Михаил Одинцов - Патриарх Сергий
— Владимир Ильич, — начал он без вступления, — через полчаса заседание. Почти все уже в сборе. Задерживаются Урицкий, Петерс, Красиков.
Предсовнаркома оторвался от чтения бумаг на столе и приподнял голову. В глазах читались вопрос и настороженность.
— Звонили, — упреждая своего шефа, доложил Бонч-Бруевич. — Плохие новости из Москвы. Там Церковный собор проклял нас и объявил нам войну.
Ленин молча отобрал несколько листков из общей папки, лежавшей на придвинутой вплотную к столу тумбе. Бегло просмотрел и, ткнув указательным пальцем на стул у стола, произнес:
— Если ничего не изменилось, то под пунктом тридцать два в повестке сегодняшнего заседания значится вопрос «Об отделении церкви от государства», так?
— Да, так, и ничего нового никем не предлагалось и не вносилось.
— Говорите: товарищи задерживаются… Тогда поступим следующим образом… Начнем работу без них. Но, как только они прибудут, сразу же дадим им слово.
Заседание правительства — Совета народных комиссаров — началось вовремя и шло обычным порядком: доклады и прения, вопросы и ответы, эмоциональные реплики и минуты напряженного молчания. Спустя полчаса на стол Ленина легла записка: «Урицкий и другие прибыли. Бонч.».
— Приступаем к обсуждению вопроса об отделении церкви от государства и проекта декрета «О свободе совести и о церковных и религиозных обществах», — объявил Ленин. И продолжил: — Этот пункт у нас с вами намечен почти к концу повестки, однако обстоятельства изменились. В розданных накануне материалах докладчиками обозначены нарком юстиции Штейнберг и завотделом этого же наркомата Рейснер. Но сначала послушаем о последних событиях, происшедших сегодня в Москве… — Предсовнаркома вопросительно посмотрел на опоздавших.
— Позвольте мне доложить, — приподнялся член коллегии Наркомюста П. А. Красиков.

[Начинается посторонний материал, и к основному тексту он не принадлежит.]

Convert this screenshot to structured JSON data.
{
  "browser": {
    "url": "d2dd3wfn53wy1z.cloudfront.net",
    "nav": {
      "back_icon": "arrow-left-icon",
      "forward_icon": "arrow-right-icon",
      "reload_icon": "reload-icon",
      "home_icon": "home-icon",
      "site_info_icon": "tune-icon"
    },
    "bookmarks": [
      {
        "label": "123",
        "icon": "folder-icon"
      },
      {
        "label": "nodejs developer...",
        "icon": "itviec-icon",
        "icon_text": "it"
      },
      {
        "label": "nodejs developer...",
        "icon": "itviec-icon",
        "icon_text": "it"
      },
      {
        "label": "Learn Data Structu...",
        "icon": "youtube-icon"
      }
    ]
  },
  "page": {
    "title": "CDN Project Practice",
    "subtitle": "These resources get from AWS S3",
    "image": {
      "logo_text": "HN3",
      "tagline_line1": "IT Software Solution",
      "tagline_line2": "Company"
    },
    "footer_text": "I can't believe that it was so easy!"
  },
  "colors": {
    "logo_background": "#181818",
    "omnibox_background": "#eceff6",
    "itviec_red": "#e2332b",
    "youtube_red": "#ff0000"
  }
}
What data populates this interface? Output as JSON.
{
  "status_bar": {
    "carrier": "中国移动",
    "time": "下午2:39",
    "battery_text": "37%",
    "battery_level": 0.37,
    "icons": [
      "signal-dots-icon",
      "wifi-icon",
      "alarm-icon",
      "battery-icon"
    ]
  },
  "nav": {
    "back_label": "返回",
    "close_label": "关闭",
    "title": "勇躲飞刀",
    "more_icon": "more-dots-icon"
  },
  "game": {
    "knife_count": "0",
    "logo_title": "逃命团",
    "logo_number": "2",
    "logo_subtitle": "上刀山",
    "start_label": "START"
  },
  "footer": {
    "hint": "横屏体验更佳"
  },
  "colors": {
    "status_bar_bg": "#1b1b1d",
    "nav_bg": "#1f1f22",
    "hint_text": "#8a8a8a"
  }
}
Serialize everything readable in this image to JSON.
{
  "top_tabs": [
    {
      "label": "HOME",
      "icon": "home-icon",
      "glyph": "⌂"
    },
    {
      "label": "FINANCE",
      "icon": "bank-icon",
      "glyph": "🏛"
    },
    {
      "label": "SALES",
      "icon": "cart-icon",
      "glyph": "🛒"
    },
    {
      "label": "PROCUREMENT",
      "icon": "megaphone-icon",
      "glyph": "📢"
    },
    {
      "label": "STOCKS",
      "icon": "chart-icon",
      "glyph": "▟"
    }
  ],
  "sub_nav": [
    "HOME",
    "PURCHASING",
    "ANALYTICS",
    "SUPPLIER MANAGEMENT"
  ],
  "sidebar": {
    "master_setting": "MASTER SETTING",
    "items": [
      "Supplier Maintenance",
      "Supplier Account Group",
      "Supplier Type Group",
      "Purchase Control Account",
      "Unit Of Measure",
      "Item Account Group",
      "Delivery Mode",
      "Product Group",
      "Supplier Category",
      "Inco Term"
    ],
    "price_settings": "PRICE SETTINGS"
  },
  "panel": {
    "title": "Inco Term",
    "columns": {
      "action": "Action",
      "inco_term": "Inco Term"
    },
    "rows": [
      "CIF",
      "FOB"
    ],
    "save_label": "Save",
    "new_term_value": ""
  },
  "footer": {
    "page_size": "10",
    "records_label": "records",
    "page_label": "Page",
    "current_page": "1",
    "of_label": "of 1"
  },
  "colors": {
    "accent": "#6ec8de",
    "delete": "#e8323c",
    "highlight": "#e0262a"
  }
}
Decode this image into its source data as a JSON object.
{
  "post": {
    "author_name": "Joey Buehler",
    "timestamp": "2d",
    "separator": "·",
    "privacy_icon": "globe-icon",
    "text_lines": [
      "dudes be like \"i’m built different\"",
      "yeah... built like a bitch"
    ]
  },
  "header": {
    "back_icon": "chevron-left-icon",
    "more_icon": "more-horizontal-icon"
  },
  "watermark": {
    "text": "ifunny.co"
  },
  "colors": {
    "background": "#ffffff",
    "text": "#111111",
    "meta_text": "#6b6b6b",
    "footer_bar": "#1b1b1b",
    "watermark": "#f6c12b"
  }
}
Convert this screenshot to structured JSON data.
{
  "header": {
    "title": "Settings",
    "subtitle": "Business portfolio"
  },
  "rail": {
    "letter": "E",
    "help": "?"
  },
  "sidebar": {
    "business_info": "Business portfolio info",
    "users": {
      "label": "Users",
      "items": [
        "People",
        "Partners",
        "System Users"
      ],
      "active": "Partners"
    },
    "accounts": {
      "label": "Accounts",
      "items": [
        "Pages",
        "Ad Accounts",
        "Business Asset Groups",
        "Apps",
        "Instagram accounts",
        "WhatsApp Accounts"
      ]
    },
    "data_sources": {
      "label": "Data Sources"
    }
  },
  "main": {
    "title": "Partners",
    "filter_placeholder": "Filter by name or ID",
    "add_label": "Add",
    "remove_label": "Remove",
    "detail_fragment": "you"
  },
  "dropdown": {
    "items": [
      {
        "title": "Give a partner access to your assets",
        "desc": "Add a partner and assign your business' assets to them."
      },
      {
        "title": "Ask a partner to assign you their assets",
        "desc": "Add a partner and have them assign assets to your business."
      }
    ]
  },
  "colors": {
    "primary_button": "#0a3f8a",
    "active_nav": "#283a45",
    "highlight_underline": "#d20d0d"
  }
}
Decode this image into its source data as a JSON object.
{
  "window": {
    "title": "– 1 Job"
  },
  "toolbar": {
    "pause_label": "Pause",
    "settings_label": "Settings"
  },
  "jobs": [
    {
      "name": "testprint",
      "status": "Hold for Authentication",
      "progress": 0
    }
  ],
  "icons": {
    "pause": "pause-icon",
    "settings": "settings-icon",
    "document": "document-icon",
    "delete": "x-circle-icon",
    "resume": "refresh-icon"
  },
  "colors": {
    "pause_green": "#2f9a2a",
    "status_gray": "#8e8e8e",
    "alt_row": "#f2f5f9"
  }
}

— Ну что ж, пожалуйте, Петр Ананьевич.
— Очевидно, присутствующие помнят, что еще в августе прошлого года, при Керенском, в Москве начал работу Собор Российской православной церкви. Думаю, политическое лицо его всем знакомо. Всякого рода воззвания, послания и речи против социализма, большевиков и советской власти. А с другой — поддержка Временного правительства, а порой и откровенно монархические высказывания. Сегодня утром открылась вторая сессия Собора. Выступал патриарх Тихон, призывал объединиться и выступить на защиту «Церкви Божией». И вся церковная головка его поддержала… Церковь перешла в наступление, — продолжал Красиков, — она политический враг. Бездействовать мы не должны, это преступление перед революцией.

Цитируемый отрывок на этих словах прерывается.